Early warnings of dementia may begin much sooner than anyone imagined — even in a person’s 20s and 30s — according to a striking new study published in The Lancet: Regional Health – Americas.

Researchers tracking young adults over two decades discovered that individuals carrying known dementia risk factors performed worse on memory and cognitive tests as early as age 24. The study, led by Dr. Allison Aiello of Columbia University’s Aging Center, marks the first large-scale effort to examine dementia indicators in younger, generally healthy adults.

“Historically, our understanding of Alzheimer’s disease has focused on individuals aged 50 and up,” Aiello said in a statement. “But our findings reveal that the physiological roots of dementia can start to affect brain function long before middle age.”

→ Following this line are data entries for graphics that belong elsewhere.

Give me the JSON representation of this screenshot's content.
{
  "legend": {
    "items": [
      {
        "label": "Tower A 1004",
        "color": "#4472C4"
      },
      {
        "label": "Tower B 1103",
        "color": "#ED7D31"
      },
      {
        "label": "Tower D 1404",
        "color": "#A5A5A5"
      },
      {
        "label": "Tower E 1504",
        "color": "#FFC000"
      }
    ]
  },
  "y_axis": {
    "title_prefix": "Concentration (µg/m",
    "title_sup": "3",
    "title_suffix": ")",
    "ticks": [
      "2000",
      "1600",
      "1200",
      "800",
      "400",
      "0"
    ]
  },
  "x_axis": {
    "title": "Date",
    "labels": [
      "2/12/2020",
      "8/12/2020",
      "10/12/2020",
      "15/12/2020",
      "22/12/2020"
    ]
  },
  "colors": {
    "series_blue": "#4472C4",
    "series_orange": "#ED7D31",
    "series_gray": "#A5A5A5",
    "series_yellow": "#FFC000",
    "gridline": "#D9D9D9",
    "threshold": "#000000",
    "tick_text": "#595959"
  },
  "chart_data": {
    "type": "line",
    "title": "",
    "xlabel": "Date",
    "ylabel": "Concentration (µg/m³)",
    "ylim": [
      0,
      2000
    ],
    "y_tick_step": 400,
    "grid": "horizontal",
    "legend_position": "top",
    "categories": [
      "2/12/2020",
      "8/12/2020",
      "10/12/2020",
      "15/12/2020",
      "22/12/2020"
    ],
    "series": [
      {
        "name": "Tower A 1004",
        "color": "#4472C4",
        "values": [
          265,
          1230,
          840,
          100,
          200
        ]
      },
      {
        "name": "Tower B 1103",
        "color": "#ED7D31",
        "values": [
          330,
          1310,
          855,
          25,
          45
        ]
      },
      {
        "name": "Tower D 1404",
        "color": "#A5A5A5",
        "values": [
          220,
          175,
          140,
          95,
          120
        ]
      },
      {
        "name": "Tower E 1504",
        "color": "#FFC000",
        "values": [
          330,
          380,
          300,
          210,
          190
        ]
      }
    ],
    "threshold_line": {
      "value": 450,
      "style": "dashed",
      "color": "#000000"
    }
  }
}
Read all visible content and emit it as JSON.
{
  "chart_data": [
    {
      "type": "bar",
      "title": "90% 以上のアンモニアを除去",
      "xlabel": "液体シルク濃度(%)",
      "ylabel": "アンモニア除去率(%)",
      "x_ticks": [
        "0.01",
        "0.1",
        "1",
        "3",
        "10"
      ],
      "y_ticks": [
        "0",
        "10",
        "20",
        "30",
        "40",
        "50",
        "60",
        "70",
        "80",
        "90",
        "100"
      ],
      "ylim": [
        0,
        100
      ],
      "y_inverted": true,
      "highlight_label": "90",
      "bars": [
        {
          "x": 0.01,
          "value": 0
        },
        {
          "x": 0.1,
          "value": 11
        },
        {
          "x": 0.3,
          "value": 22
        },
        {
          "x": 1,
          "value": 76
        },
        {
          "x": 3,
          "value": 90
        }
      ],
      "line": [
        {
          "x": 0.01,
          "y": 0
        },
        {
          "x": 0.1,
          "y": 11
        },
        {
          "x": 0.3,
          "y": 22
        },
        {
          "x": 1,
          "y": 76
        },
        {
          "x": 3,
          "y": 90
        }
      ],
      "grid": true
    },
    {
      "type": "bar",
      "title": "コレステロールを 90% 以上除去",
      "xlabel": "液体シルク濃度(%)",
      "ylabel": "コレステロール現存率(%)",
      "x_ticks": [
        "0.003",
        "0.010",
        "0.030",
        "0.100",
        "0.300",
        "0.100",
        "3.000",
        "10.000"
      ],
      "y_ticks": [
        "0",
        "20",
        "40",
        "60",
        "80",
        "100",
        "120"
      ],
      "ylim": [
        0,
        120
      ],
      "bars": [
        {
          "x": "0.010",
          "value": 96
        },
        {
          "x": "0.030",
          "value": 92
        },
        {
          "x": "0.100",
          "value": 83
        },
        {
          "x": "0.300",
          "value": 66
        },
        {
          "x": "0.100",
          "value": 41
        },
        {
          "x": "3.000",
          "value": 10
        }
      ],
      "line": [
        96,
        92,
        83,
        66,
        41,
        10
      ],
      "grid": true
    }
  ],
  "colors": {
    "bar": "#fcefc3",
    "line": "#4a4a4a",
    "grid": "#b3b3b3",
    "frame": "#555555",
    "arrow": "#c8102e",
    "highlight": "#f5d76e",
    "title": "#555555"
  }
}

The research team analyzed participants from a long-term health study that began in the mid-1990s, assessing their cognitive function at ages 24–34 and again at 34–44. They found a strong connection between lower performance on thinking and memory tests and higher scores on the Cardiovascular Risk Factors, Aging, and Incidence of Dementia (CAIDE) scale — a tool that factors in education, blood pressure, cholesterol, exercise habits, and body mass index.

But the surprises didn’t stop there. Blood analyses revealed that some biological hallmarks of Alzheimer’s — like amyloid plaques, tau tangles, and markers of neurodegeneration — were already present and influencing cognitive function in participants decades before symptoms typically surface.

“Seeing these connections this early is remarkable,” Aiello noted. “It highlights the silent buildup of Alzheimer’s pathology long before clinical signs emerge and suggests that cardiovascular health and inflammation may be intertwined with cognitive decline far earlier than we realized.”

The implications are profound. If brain changes linked to Alzheimer’s are taking root in the 20s and 30s, there may be a critical window for early lifestyle interventions — a chance to alter the course of cognitive aging before it’s too late.

“Our results underline the need to rethink when — and how — we start dementia prevention efforts,” Aiello emphasized. “By identifying and addressing risk factors across the lifespan, we have a better shot at curbing the growing tide of Alzheimer’s disease in the decades ahead.”

The study provides a rallying cry for a more proactive approach to brain health, suggesting that memory preservation may well begin in youth — not retirement.